ODBSET /somekey 1   # this will cause a front-end to flip a bit in our hardware     
WAIT seconds, 0.2
ODBSET /somekey 0   # this will cause a front-end to reset a bit in our hardware 

It is true that if the load is high there could be a little delay, and the time that the bit is set will not be 0.2 seconds, but on average it should work, 
and it should be good enough we think.

Yes, we could also check an ODB key to see that something is done, but we'd still need the ability to wait for time intervals less than 1 second, which
right now doesn't exist.
  2748   02 May 2024 Stefan RittForumMidas Sequencer with less than 1 second wait
Ok, I implemented the float second wait function. Internally it works in ms, so the maximum resolution is 0.001 s.

Best,
Stefan
  2749   02 May 2024 Scott OserForumMidas Sequencer with less than 1 second wait
> Ok, I implemented the float second wait function. Internally it works in ms, so the maximum resolution is 0.001 s.
> 
> Best,
> Stefan

Thank you, we will test this soon and let you know if we see any issues (but we're not expecting any).
  2759   05 May 2024 Musaab Al-BakryForumMidas Sequencer with less than 1 second wait
> > Ok, I implemented the float second wait function. Internally it works in ms, so the maximum resolution is 0.001 s.
> > 
> > Best,
> > Stefan
> 
> Thank you, we will test this soon and let you know if we see any issues (but we're not expecting any).

Hello Stefan,

Thank you for the help you provided for us so far. I tried your code changes on our midas fork. Now, I notice that any 
wait command takes at least 0.2 seconds to run. 

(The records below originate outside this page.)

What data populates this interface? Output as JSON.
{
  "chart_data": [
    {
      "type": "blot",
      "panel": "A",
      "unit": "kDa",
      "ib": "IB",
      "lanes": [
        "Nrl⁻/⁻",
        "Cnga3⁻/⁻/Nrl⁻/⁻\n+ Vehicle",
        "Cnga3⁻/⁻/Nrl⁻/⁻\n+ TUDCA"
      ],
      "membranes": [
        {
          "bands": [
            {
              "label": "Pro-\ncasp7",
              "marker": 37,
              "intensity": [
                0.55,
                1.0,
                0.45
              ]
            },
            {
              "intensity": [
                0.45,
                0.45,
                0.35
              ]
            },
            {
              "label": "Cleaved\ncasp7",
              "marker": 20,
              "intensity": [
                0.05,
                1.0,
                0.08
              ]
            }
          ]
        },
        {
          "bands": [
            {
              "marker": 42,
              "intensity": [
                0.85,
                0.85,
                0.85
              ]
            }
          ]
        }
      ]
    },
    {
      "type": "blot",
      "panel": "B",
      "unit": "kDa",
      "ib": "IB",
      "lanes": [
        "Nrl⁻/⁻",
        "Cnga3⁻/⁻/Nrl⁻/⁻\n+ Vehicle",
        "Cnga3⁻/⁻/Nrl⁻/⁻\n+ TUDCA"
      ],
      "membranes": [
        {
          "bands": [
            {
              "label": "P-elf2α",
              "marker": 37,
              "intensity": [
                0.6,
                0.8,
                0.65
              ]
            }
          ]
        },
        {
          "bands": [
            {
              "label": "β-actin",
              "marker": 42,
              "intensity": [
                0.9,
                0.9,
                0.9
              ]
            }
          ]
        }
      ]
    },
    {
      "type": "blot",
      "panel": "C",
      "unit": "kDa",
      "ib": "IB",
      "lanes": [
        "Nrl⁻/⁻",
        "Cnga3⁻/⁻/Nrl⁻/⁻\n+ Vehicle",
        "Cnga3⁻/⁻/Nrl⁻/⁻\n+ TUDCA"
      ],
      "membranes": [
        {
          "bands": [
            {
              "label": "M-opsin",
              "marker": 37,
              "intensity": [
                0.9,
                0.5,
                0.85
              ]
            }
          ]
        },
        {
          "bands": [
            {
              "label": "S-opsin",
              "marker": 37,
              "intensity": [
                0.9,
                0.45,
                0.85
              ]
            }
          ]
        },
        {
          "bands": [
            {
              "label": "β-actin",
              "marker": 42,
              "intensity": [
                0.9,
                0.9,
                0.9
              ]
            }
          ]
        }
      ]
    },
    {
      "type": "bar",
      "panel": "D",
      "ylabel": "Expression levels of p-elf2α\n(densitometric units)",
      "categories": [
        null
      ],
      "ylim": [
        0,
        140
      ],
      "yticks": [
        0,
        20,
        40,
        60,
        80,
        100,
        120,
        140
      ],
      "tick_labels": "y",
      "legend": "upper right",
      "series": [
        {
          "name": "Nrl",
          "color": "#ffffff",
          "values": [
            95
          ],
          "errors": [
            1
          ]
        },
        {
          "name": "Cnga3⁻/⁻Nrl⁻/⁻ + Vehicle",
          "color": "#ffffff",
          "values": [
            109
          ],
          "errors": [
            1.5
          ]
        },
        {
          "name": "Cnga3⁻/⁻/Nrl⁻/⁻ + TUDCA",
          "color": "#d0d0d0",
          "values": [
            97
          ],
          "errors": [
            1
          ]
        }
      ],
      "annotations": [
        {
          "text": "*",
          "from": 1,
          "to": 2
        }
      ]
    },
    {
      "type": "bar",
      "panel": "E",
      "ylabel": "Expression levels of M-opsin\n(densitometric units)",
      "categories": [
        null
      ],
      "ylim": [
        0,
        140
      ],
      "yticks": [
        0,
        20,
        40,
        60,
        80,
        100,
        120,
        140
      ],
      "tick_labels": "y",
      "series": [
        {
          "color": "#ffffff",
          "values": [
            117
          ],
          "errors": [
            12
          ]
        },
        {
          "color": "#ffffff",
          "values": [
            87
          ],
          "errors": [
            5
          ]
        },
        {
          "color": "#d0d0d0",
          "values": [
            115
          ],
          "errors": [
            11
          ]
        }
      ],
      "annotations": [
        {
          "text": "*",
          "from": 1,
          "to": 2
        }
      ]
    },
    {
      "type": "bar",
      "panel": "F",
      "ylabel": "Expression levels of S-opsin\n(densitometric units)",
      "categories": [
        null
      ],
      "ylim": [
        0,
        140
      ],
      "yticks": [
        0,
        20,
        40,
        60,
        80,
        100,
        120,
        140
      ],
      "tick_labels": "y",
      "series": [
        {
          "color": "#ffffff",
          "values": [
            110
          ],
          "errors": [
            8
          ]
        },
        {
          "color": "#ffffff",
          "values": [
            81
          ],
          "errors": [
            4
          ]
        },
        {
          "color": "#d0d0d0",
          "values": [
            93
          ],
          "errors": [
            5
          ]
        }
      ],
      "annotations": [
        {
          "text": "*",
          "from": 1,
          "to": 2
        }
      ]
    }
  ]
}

For example, when I use the following script:
SCRIPT source scripts/time_print.sh
WAIT Seconds, 0.1
SCRIPT source scripts/time_print.sh
WAIT Seconds, 0.1
SCRIPT source scripts/time_print.sh

The time_print.sh script prints time segments separated by almost exactly 0.2 seconds. Same goes for when I use 0.01 
second waits.

However, when I use 0.2 seconds wait, then I get time segments separated by 0.3 seconds. I also tried something like 
this:
SCRIPT source scripts/time_print.sh
WAIT Seconds, 0.2
WAIT Seconds, 0.2
SCRIPT source scripts/time_print.sh
WAIT Seconds, 0.2
WAIT Seconds, 0.2
SCRIPT source scripts/time_print.sh

This script results in time segements of 0.6 seconds difference. It is not immidiately clear to me from the sequencer 
code what causes this effect. The code as it stands is a lot better than what we had before the changes, but I am 
wondering if this can be reduced to the order of 1ms or 10ms.